David: The seat in the context of arbitration refers to the legal seat of an arbitration and that means the place where the procedural law will govern the arbitration. So, for example, if you choose London as your seat of arbitration your procedural law of your arbitration will be English law. The importance of procedural law in an arbitration can determine how you deal with certain difficult aspects of the arbitration. For example, like the removal of your arbitrators, or how you deal with an appeal to arbitration. So legal seat and the choice of legal seat of arbitration is extremely important.

Michael: So when drafting arbitration clauses in a contract is there any particular wording you must particularly see?

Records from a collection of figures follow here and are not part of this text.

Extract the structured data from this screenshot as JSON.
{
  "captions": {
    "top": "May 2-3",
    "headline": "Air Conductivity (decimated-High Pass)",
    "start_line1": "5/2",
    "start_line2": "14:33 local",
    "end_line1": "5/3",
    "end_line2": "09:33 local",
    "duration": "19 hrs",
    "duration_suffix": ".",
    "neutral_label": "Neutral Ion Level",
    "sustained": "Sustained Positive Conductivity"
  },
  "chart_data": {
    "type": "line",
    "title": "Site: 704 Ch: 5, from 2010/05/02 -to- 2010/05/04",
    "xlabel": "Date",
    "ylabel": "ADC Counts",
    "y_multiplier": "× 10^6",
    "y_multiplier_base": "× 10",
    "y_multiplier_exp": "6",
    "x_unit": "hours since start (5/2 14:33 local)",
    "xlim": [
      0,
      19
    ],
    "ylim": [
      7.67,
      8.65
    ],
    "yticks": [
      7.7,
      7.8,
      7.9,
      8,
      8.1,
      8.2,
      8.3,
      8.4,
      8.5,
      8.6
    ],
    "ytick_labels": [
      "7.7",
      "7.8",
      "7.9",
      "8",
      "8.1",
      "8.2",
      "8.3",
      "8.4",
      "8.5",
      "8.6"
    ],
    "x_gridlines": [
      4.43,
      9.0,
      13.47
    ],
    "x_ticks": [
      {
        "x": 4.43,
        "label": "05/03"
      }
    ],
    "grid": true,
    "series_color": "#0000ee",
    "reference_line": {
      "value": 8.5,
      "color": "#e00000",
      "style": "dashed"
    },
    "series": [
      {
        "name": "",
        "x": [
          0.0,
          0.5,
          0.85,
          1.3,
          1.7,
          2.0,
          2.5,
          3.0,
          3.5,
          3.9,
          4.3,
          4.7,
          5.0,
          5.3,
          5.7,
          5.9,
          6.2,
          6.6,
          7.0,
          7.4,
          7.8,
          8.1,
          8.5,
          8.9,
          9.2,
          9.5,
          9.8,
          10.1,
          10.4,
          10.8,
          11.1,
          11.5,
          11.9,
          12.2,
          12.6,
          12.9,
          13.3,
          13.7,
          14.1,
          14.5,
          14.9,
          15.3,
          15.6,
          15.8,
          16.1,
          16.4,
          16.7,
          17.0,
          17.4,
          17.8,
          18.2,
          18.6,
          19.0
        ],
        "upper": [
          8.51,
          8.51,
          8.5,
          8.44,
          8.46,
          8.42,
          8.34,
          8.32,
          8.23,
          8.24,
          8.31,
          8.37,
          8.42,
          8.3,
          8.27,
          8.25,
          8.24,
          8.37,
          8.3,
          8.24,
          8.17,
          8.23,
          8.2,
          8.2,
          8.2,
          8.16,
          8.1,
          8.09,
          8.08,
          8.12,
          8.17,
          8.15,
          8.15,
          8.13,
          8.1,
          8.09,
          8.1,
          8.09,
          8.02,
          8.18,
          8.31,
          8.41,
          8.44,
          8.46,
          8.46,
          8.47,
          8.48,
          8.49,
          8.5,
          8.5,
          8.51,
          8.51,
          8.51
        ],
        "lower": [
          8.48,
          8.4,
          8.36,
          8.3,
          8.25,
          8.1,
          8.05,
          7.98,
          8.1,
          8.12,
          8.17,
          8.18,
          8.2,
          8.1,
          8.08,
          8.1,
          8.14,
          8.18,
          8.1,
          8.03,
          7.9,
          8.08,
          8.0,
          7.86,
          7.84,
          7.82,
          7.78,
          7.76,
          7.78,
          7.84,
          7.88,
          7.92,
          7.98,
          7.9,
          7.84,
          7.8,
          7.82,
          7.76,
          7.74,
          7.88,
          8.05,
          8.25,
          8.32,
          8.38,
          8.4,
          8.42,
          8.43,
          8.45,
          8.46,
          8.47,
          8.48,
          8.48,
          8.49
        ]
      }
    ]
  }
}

David: Well there are certain essentials that you should look to include and certainly discuss when you are considering drafting arbitration clauses. These essentials would include the seat, the choice of the seat of the arbitration. The number of arbitrators that you want and generally speaking you would have one or three or maybe five it always needs to be an odd number.

You may want to impose qualifications on particular arbitrators who are dealing with your dispute and those qualifications might be relevant to the particular industry you work in and the disputes that might arise in your contract. You would want to consider which institutional rules that you incorporate into your arbitration agreement. You may not want to, you may want to have an ad hoc arbitration agreement.

You will want to consider whether you include an express agreement in your arbitration in relation to confidentiality in your arbitration agreement. You may also want to consider whether you incorporate rights of appeal into your arbitration agreement. So those I think are some essentials that you may want to look at.

Michael: So David, in closing, what would say are the key points General Counsel has to take in mind when considering arbitration?

David: Well I think at this stage, because there is this great level of uncertainty with how you will be able in the future to enforce any decisions you have in respect of the disputes arising in contracts, that you need to look now at whether the enforcement regime in the EU as it currently stands will continue post Brexit. And that is the level of uncertainty which I think means General Counsel need then to look at their contractual commitments throughout Europe and consider whether they in fact, rather than choose Court jurisdiction to decide those disputes, they look to tailor an arbitration clause which suits their needs going forward.

Michael: Well David that's very interesting and food for thought as we go forward in uncertain times. Thank you very much.